A blog that is ostensibly about tomato gardening is an odd place for Douglas Kmiec to be making an inquiry into the life of the unborn. But the blog’s name is a biblical allusion to God sorting out the good and bad in the Church, so I suppose it’s as an appropriate place as any.

Wheat & Weeds blogsite featured the excellent post Kmiec on Kmiec back in October.

Today, the site notices that Kmiec commented, late in the game, on that post. Wheat & Weeds posts his comments today as “Professor Kmiec Responds”:

“Thank you for this thoughtful exchange,” wrote Kmiec. “I would continue to make the natural law argument, though I would ask for an assist from those with greater wisdom on this site how, without faith, we convince those who in their separate religious traditions do not ascribe personhood to the zygote. I DO think that argument possible as a matter of reason, I would just like to see it elaborated by the Church and our best Catholic scientists and ethicists as to why personhood is associated with the zygote, as distinct from a point of earlier or later development be it viability or birth.”

It will be interesting to watch that unfold.

It combines two controversies that played out in the Register.

First, the ensoulment controversy. Father Tad Pacholczyk, pro-life superstar, published a Register piece called “The Wisdom of the Church is in Her Silence, Too,” about one aspect of it.

Last week, Susan Wills piece “When Does Human Life Begin?” weighed in on another aspect of it.

The other was the Kmiec controversy.

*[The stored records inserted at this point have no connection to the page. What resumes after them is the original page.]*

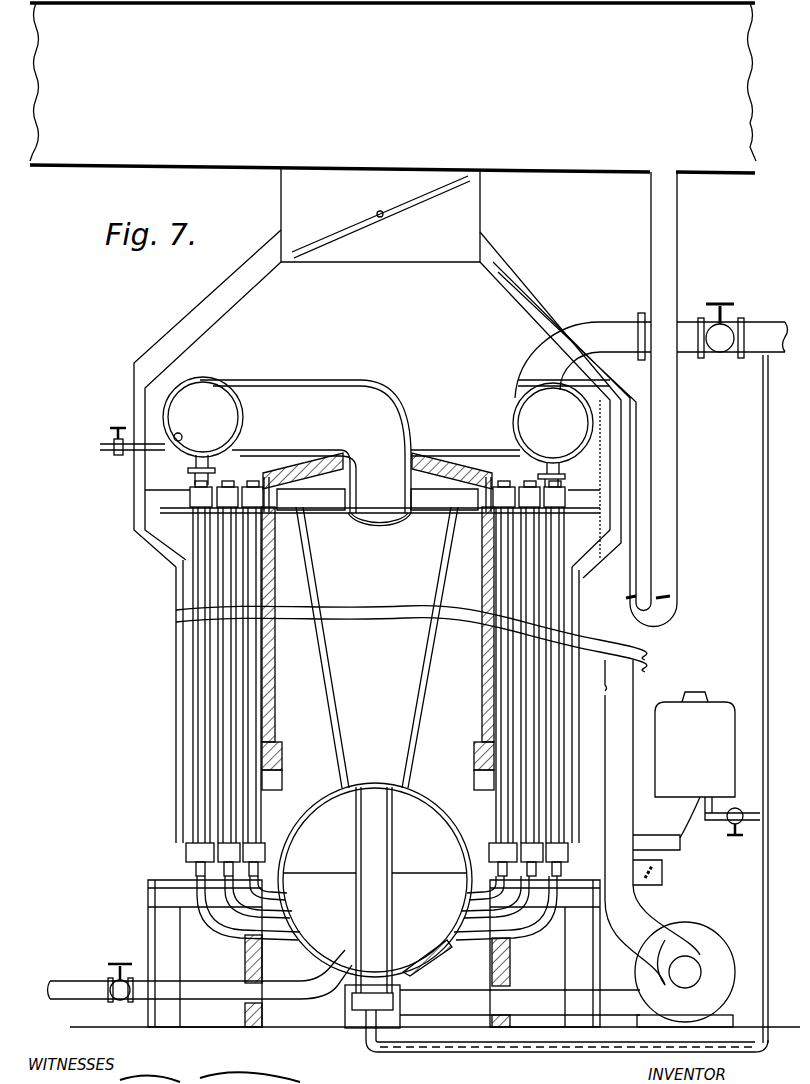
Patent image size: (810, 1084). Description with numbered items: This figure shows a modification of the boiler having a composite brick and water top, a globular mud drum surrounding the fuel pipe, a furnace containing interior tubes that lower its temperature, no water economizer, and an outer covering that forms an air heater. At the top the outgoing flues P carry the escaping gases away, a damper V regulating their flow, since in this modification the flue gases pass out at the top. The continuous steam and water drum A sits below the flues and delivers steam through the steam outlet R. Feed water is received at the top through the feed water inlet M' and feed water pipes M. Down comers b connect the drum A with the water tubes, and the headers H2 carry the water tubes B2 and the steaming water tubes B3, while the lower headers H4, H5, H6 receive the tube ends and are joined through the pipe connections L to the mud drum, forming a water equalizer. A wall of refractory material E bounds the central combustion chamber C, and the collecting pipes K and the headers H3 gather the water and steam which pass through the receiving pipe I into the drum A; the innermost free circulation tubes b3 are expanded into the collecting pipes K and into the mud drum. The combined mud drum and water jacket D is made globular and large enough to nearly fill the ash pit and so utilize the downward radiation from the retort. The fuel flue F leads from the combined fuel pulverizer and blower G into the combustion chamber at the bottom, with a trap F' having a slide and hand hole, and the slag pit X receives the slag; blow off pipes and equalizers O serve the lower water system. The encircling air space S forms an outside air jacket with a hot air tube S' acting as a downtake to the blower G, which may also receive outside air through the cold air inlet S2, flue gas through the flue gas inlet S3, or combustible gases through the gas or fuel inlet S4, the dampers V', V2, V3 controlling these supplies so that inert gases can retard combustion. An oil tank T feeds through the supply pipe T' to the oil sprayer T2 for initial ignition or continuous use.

The outgoing flue P is at (393, 258).
The damper V is at (381, 217).
The encircling air space S is at (409, 607).
The hot air tube S' is at (604, 444).
The flue gas inlet S3 is at (678, 445).
The steam outlet R is at (651, 351).
The steam and water drum A is at (386, 420).
The feed water pipe M is at (116, 463).
The feed water inlet M' is at (96, 441).
The receiving pipe I is at (375, 453).
The collecting pipe K is at (372, 483).
The down comer b is at (363, 471).
The header H2 is at (200, 495).
The water tube B2 is at (235, 550).
The steaming water tube B3 is at (265, 675).
The wall of refractory material E is at (277, 722).
The central combustion chamber C is at (377, 647).
The header H3 is at (255, 525).
The free circulation water tube b3 is at (300, 598).
The damper V' is at (686, 602).
The damper V2 is at (633, 600).
The damper V3 is at (650, 865).
The oil tank T is at (695, 744).
The gas or fuel inlet S4 is at (682, 840).
The cold air inlet S2 is at (664, 872).
The mud drum and water jacket D is at (375, 880).
The fuel flue F is at (498, 901).
The trap F' is at (352, 1006).
The oil sprayer T2 is at (362, 1032).
The supply pipe T' is at (567, 1061).
The header H4 is at (195, 845).
The header H5 is at (225, 852).
The header H6 is at (250, 860).
The pipe connection L is at (240, 918).
The slag pit X is at (374, 953).
The blow off pipe and equalizer O is at (187, 976).
The fuel pulverizer and blower G is at (685, 974).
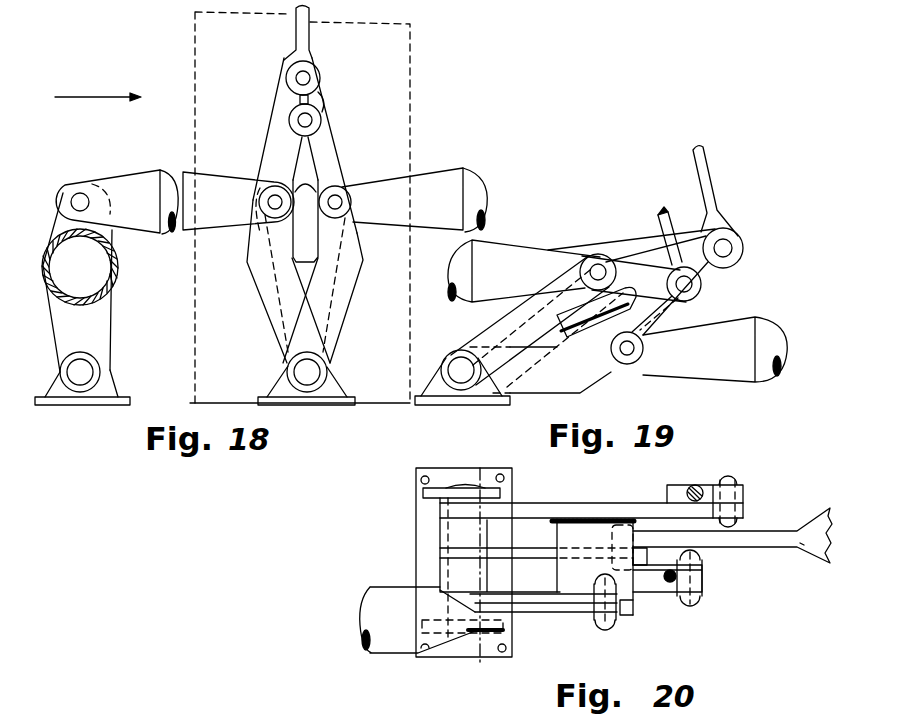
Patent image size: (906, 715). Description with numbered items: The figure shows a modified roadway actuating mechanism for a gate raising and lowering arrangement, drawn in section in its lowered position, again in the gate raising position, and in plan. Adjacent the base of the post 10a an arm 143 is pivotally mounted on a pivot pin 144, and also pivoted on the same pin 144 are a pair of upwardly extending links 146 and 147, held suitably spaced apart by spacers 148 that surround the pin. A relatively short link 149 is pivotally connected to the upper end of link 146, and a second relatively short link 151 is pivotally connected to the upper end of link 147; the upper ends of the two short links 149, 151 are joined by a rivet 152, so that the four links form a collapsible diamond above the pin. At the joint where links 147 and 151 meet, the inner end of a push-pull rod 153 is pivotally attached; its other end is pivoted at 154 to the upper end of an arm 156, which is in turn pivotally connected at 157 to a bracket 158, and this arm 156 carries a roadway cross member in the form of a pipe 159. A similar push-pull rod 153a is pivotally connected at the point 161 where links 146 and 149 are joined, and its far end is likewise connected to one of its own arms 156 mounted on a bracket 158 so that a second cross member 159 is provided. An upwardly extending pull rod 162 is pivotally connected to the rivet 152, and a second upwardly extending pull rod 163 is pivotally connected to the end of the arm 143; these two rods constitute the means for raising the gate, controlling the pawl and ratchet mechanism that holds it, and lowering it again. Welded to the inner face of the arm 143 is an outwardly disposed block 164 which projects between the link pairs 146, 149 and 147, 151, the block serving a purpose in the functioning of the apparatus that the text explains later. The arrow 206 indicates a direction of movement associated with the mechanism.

In FIG. 18, the direction arrow 206 is at (92, 98).
In FIG. 18, the post 10a is at (412, 160).
In FIG. 18, the arm 143 is at (322, 103).
In FIG. 19, the arm 143 is at (648, 247).
In FIG. 20, the arm 143 is at (617, 512).
In FIG. 18, the pivot pin 144 is at (309, 374).
In FIG. 19, the pivot pin 144 is at (455, 370).
In FIG. 20, the pivot pin 144 is at (472, 487).
In FIG. 18, the link 146 is at (347, 298).
In FIG. 19, the link 146 is at (596, 376).
In FIG. 20, the link 146 is at (447, 553).
In FIG. 18, the link 147 is at (258, 268).
In FIG. 19, the link 147 is at (488, 318).
In FIG. 20, the link 147 is at (533, 604).
In FIG. 20, the spacers 148 is at (458, 532).
In FIG. 18, the relatively short link 149 is at (326, 160).
In FIG. 19, the relatively short link 149 is at (660, 336).
In FIG. 20, the relatively short link 149 is at (660, 580).
In FIG. 18, the second relatively short link 151 is at (280, 160).
In FIG. 19, the second relatively short link 151 is at (635, 267).
In FIG. 20, the second relatively short link 151 is at (660, 593).
In FIG. 18, the rivet 152 is at (298, 118).
In FIG. 19, the rivet 152 is at (703, 286).
In FIG. 20, the rivet 152 is at (690, 552).
In FIG. 18, the push-pull rod 153 is at (216, 188).
In FIG. 20, the push-pull rod 153 is at (395, 642).
In FIG. 19, the push-pull rod 153a is at (773, 331).
In FIG. 20, the push-pull rod 153a is at (807, 520).
In FIG. 18, the pivotal connection 154 is at (79, 193).
In FIG. 18, the arm 156 is at (116, 321).
In FIG. 18, the pivotal connection 157 is at (84, 376).
In FIG. 18, the bracket 158 is at (107, 388).
In FIG. 18, the pipe 159 is at (118, 297).
In FIG. 18, the pivotal connection point 161 is at (341, 201).
In FIG. 19, the pivotal connection point 161 is at (630, 363).
In FIG. 20, the pivotal connection point 161 is at (637, 527).
In FIG. 18, the pull rod 162 is at (318, 92).
In FIG. 19, the pull rod 162 is at (667, 213).
In FIG. 20, the pull rod 162 is at (678, 598).
In FIG. 18, the second pull rod 163 is at (308, 24).
In FIG. 19, the second pull rod 163 is at (718, 201).
In FIG. 20, the second pull rod 163 is at (705, 485).
In FIG. 18, the block 164 is at (312, 235).
In FIG. 19, the block 164 is at (606, 312).
In FIG. 20, the block 164 is at (567, 530).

In the wake of Kmiec’s endorsement of Obama and the confusion it caused, we provided pro-life clarity.

The Register, you’ll recall, was where Father Richard John Neuhaus published his “Response to Kmiec”.

Tom McFeely interviewed Kmiec for a news story. The result was subheaded: “Leaders Weigh In On Kmiec Controversy.”

We were also the place where Princeton Professor Robert George published the shorter version of his “Obama’s Abortion Extremism”.

We’ll update you on any developments on Kmiec’s inquiry about life as we hear them.